BUDAPEST – The Group of Seven’s apparent united front against China at last month’s Tokyo summit has given way to a new round of diplomacy with Beijing.
Chinese analysts draw a bright line between, on the one hand, the United States and Japan, which are committed to containing China, and, on the other hand, the leading European countries, which are open to economic incentives.
Chinese’s number two official Li Qiang will visit Berlin and Paris later this month, attending a June 22 conference on support for poor countries (grandly titled “A new world financial pact”). The conference is the project of French Prime Minister Macron; its significance lies in the fact China as of March exported more to the Global South than to the whole of the developed world.
In the short term, countries like France with longstanding interests in the Global South must find a modus vivendi with China. In the medium term, China’s enormous economic commitment to Africa – an estimated $155 billion of investment during the last twenty years – represents Europe’s best hope of forestalling an uncontrollable wave of immigration from Africa.
En route to Paris, Premier Li will meet German Chancellor Gerhard Scholz in Berlin. The head of Scholz’s Social-Democratic Party, Lars Klingbeil, met Li Qiang in Beijing this week. Li declared that “Beijing stands ready to propel its strategic partnership with Berlin to new heights,” adding, “China attaches great importance to its relations and cooperation with Germany, and it is important for the two major influential countries to stay true to their original aspiration of cooperation, and strengthen dialogue and coordination to bring more stability and certainty into the world.”
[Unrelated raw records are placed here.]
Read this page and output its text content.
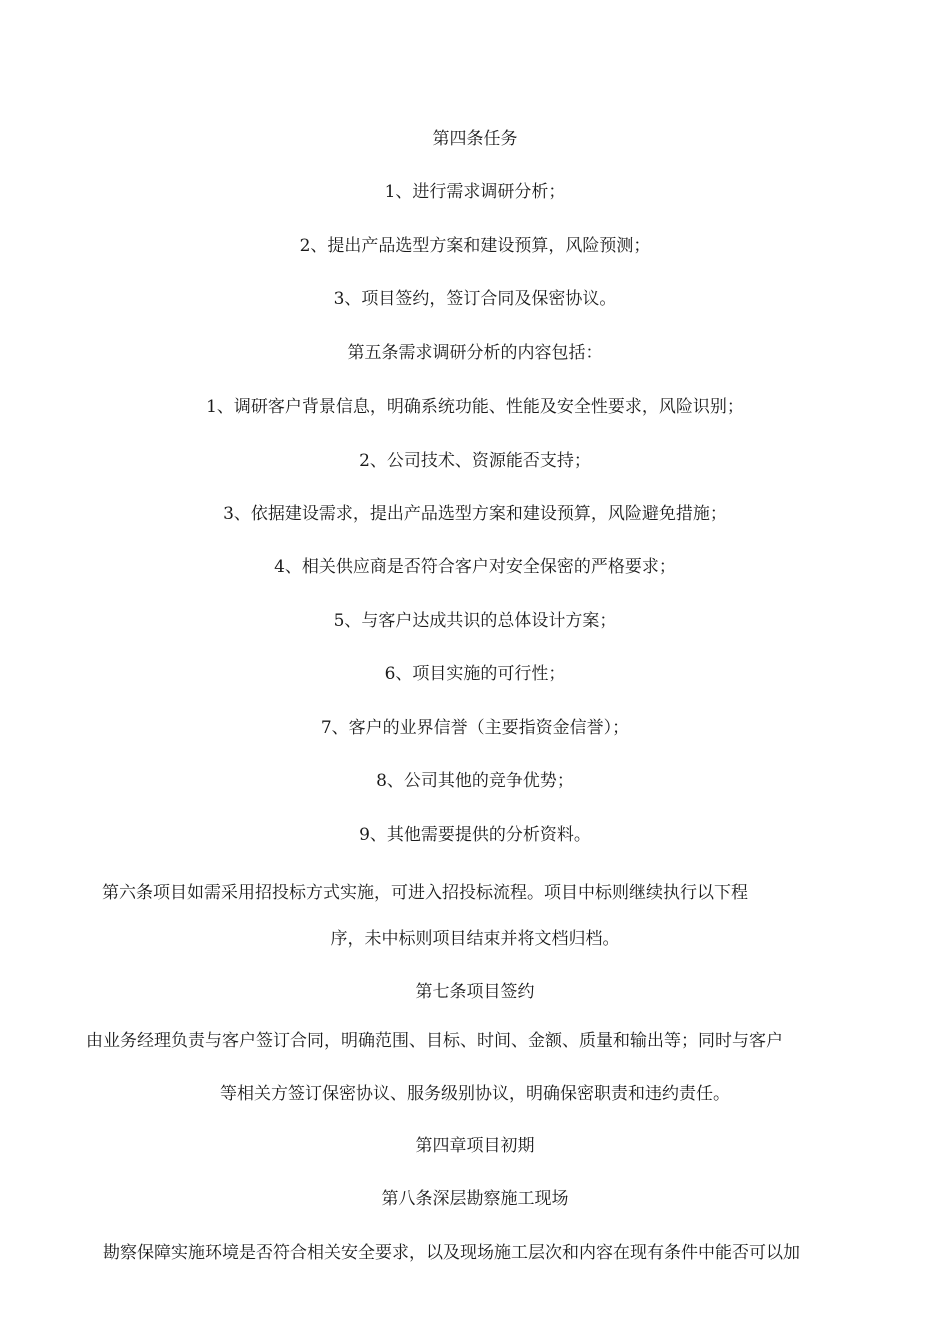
第四条任务
1、进行需求调研分析；
2、提出产品选型方案和建设预算，风险预测；
3、项目签约，签订合同及保密协议。
第五条需求调研分析的内容包括：
1、调研客户背景信息，明确系统功能、性能及安全性要求，风险识别；
2、公司技术、资源能否支持；
3、依据建设需求，提出产品选型方案和建设预算，风险避免措施；
4、相关供应商是否符合客户对安全保密的严格要求；
5、与客户达成共识的总体设计方案；
6、项目实施的可行性；
7、客户的业界信誉（主要指资金信誉）；
8、公司其他的竞争优势；
9、其他需要提供的分析资料。
第六条项目如需采用招投标方式实施，可进入招投标流程。项目中标则继续执行以下程
序，未中标则项目结束并将文档归档。
第七条项目签约
由业务经理负责与客户签订合同，明确范围、目标、时间、金额、质量和输出等；同时与客户
等相关方签订保密协议、服务级别协议，明确保密职责和违约责任。
第四章项目初期
第八条深层勘察施工现场
勘察保障实施环境是否符合相关安全要求，以及现场施工层次和内容在现有条件中能否可以加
Klingbeil also met with Wang Huning, perhaps China’s most visible political strategist, and the author of the tract “America Against America,” a critique of American cultural and economic decline.
One of the most important currents in the SPD, the Seeheimer Circle, last month issued a white paper calling for a “multidimensional policy” towards China, by way of riposte to Washington’s efforts to isolate China. “An abrupt end to trade relations with China would be an economic disaster,” the Seeheimer paper warns. “We are responsible for the security of domestic employment. In that regard, a coherent China strategy should not be an anti-China strategy that pursues the objection of decoupling Germany from China.”
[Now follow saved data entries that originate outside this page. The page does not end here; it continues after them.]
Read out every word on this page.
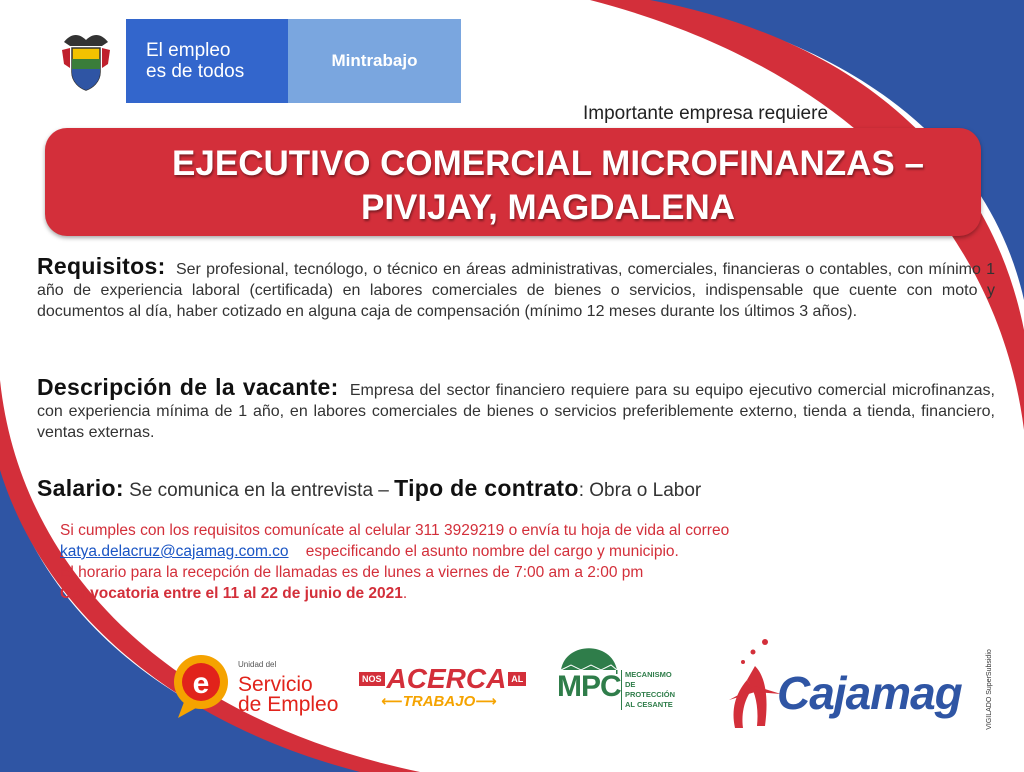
El empleo
es de todos
Mintrabajo
Importante empresa requiere
EJECUTIVO COMERCIAL MICROFINANZAS –
PIVIJAY, MAGDALENA
Requisitos: Ser profesional, tecnólogo, o técnico en áreas administrativas, comerciales, financieras o contables, con mínimo 1 año de experiencia laboral (certificada) en labores comerciales de bienes o servicios, indispensable que cuente con moto y documentos al día, haber cotizado en alguna caja de compensación (mínimo 12 meses durante los últimos 3 años).
Descripción de la vacante: Empresa del sector financiero requiere para su equipo ejecutivo comercial microfinanzas, con experiencia mínima de 1 año, en labores comerciales de bienes o servicios preferiblemente externo, tienda a tienda, financiero, ventas externas.
Salario: Se comunica en la entrevista – Tipo de contrato: Obra o Labor
Si cumples con los requisitos comunícate al celular 311 3929219 o envía tu hoja de vida al correo
katya.delacruz@cajamag.com.co especificando el asunto nombre del cargo y municipio.
El horario para la recepción de llamadas es de lunes a viernes de 7:00 am a 2:00 pm
Convocatoria entre el 11 al 22 de junio de 2021.
e
Unidad del
Servicio
de Empleo
NOS ACERCA AL
⟵TRABAJO⟶	MPC MECANISMO DE
PROTECCIÓN
AL CESANTE Cajamag	VIGILADO SuperSubsidio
Party-to-party diplomacy may be more important for German-Chinese relations than government-to-government discussions. During the past year, the most visibly pro-American German party, the Greens, have fallen from 22% to just 14% in the polls, while the hard-right, anti-NATO Alternative für Deutschland has jumped from 14% to 19%. The German coalition has effectively broken down, and the parties are pursuing their policy goals separately.
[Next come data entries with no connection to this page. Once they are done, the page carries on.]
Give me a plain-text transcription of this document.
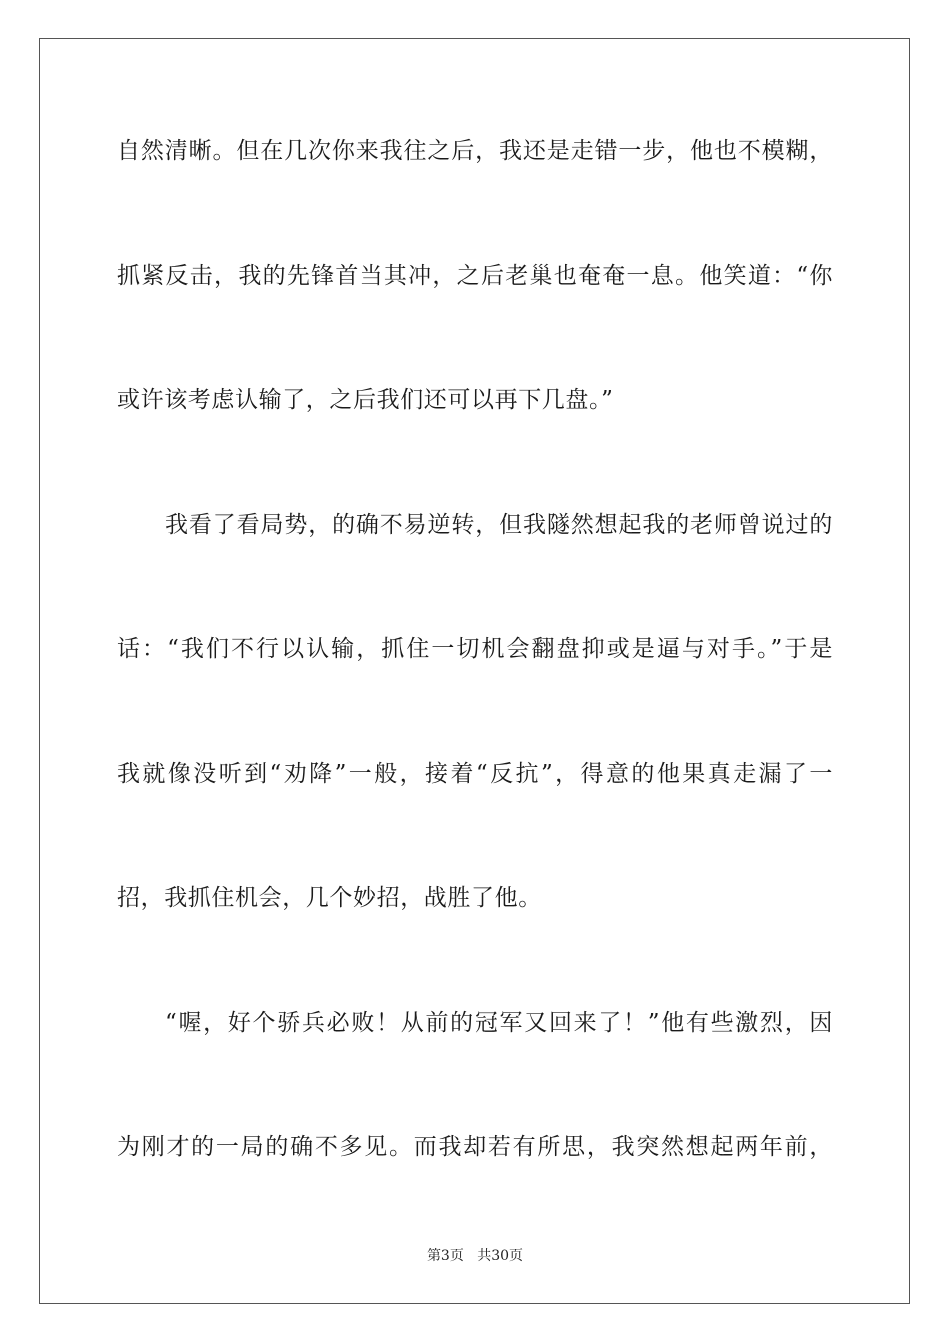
自然清晰。但在几次你来我往之后，我还是走错一步，他也不模糊，
抓紧反击，我的先锋首当其冲，之后老巢也奄奄一息。他笑道：“你
或许该考虑认输了，之后我们还可以再下几盘。”
我看了看局势，的确不易逆转，但我隧然想起我的老师曾说过的
话：“我们不行以认输，抓住一切机会翻盘抑或是逼与对手。”于是
我就像没听到“劝降”一般，接着“反抗”，得意的他果真走漏了一
招，我抓住机会，几个妙招，战胜了他。
“喔，好个骄兵必败！从前的冠军又回来了！”他有些激烈，因
为刚才的一局的确不多见。而我却若有所思，我突然想起两年前，
第3页 共30页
Hungary provides an important directional indicator for European policy. Hungary’s Prime Minister Viktor Orbán appears to have moved far afield from the European mainstream. He declared May 23 that Russia could not be beaten military in Ukraine, and his foreign minister announced that Budapest would veto additional EU aide to Kyiv. Hungary’s relations with China are strong, and developing rapidly.
Orbán’s government has sought more rather than less Chinese high-tech investment, including the East-West intermodal freight hub, the first rail transport facility using 5G broadband and artificial intelligence for container transshipments, an important project for China’s Huawei. That contrasts with the rumbling (reported on June 7 in the Financial Times) of an EU-wide ban on Huawei infrastructure.
Orbán is less isolated than he appears. It is unlikely that he would take outlier positions unless he had the tacit support of other European political forces. The Hungarian leader is likely to set the pace for the next round of EU-China discussions.
China sees opportunity in Europe. Countries in the G7 “have different degrees of intensity in dealing with China, and China can adopt a strategy of dividing them,” wrote the influential commentator Yang Feng in a May 23 online analysis that likely reflects the thinking of the Chinese government.
“The difference in the level” of opposition to China, Yang wrote, “means that China has different options for responding to the positions of the seven countries. What Japan has adopted is industrial substitution, which is direct competition [with China]. But in the case of France, Germany and Italy, China can offer a policy of attraction, opening up its domestic economy and trade, as well as opening up investment. Where the UK is concerned, China will cooperate if wants to cooperate and pull back if it does not want to cooperate. It is up to the UK to choose.”
The Chinese commentator noted, “Regardless of how loudly the Group of Seven is shouting, the only countries that China really has to deal with are the United States and Japan.” He added: “After Biden took office, in terms of economic and trade policies, only Japan has cooperated with the US policy and imposed blockades and sanctions on China. Most of the other countries have stayed at the level of talk.”
Yang Feng added that China will “continue to work toward de-dollarization in the non-American world. Even US allies such as the European Union countries are also interested in getting rid of their dependence on the US dollar.”